Basic Research Questions

• What is the basic structure and function of NAD(P)H-quinone oxidoreductase subunit 3 in G. barbadense?

  NAD(P)H-quinone oxidoreductase subunit 3 (ndhC) is a 120-amino acid chloroplastic protein that functions as part of the NAD(P)H dehydrogenase complex. The full amino acid sequence is MFLLYEYDIFWAFLIISSAIPILAFLISGVLAPIRKGPEKLSSYESGIEPMGDAWLQFRIRYYMFALVFVVLDVETVFLYPWAMSFDVLGVPVFIEAFIFVLILIVGSVYAWRKGALEWS . This protein participates in electron transfer reactions, specifically in the reduction of quinones to hydroquinones using either NADH or NADPH as electron donors.

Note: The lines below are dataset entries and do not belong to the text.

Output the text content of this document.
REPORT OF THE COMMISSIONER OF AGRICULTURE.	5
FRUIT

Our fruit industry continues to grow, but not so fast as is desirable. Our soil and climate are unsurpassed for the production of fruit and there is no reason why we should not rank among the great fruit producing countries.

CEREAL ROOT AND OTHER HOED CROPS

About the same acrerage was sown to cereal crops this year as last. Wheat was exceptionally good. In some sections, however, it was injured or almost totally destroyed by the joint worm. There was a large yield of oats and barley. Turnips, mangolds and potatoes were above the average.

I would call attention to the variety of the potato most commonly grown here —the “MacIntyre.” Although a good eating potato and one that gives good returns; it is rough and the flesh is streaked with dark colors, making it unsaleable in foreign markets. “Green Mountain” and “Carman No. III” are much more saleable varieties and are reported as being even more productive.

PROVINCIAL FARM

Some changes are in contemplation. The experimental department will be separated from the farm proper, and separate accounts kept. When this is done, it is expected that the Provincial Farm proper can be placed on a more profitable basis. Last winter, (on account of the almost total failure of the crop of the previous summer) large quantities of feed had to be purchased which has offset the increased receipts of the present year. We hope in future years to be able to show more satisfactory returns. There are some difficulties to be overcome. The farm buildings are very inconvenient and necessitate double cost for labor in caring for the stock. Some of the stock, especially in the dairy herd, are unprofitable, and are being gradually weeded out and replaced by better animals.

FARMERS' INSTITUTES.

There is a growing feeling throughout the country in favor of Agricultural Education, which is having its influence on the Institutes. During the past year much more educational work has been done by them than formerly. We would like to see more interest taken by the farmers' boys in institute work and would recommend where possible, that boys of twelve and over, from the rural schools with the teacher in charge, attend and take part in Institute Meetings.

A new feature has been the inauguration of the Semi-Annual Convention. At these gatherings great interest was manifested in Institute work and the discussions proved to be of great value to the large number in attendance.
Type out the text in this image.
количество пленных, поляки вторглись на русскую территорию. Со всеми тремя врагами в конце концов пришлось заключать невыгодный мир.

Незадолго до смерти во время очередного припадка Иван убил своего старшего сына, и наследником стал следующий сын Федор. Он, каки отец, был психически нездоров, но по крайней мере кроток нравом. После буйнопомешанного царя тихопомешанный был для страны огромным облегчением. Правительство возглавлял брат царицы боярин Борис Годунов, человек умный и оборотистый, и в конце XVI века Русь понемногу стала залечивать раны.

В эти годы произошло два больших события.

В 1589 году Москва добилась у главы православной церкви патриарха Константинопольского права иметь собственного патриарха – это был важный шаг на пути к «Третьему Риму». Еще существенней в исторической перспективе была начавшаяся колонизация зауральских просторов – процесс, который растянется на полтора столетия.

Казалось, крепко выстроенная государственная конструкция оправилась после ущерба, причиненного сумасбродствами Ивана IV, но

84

The protein contains membrane-spanning domains and functions within the thylakoid membrane of chloroplasts, contributing to cyclic electron flow and ATP synthesis in photosynthetic processes .

• How does NAD(P)H-quinone oxidoreductase catalyze redox reactions?

  NAD(P)H-quinone oxidoreductase catalyzes a two-electron reduction of quinones and a wide variety of other organic compounds, avoiding the production of reactive semiquinones that can cause oxidative stress . The reaction mechanism follows a substituted enzyme (ping-pong) pattern:

  1. First, NADH or NADPH binds to the enzyme and reduces the enzyme-bound FAD cofactor

  2. The reduced enzyme then transfers electrons to the quinone substrate

  3. This two-electron transfer converts quinones directly to hydroquinones, bypassing the formation of semiquinone intermediates

  This process helps protect cells against oxidative stress by preventing the generation of reactive oxygen species that would otherwise occur through single-electron reduction pathways .

• What is the evolutionary significance of ndhC in Gossypium barbadense?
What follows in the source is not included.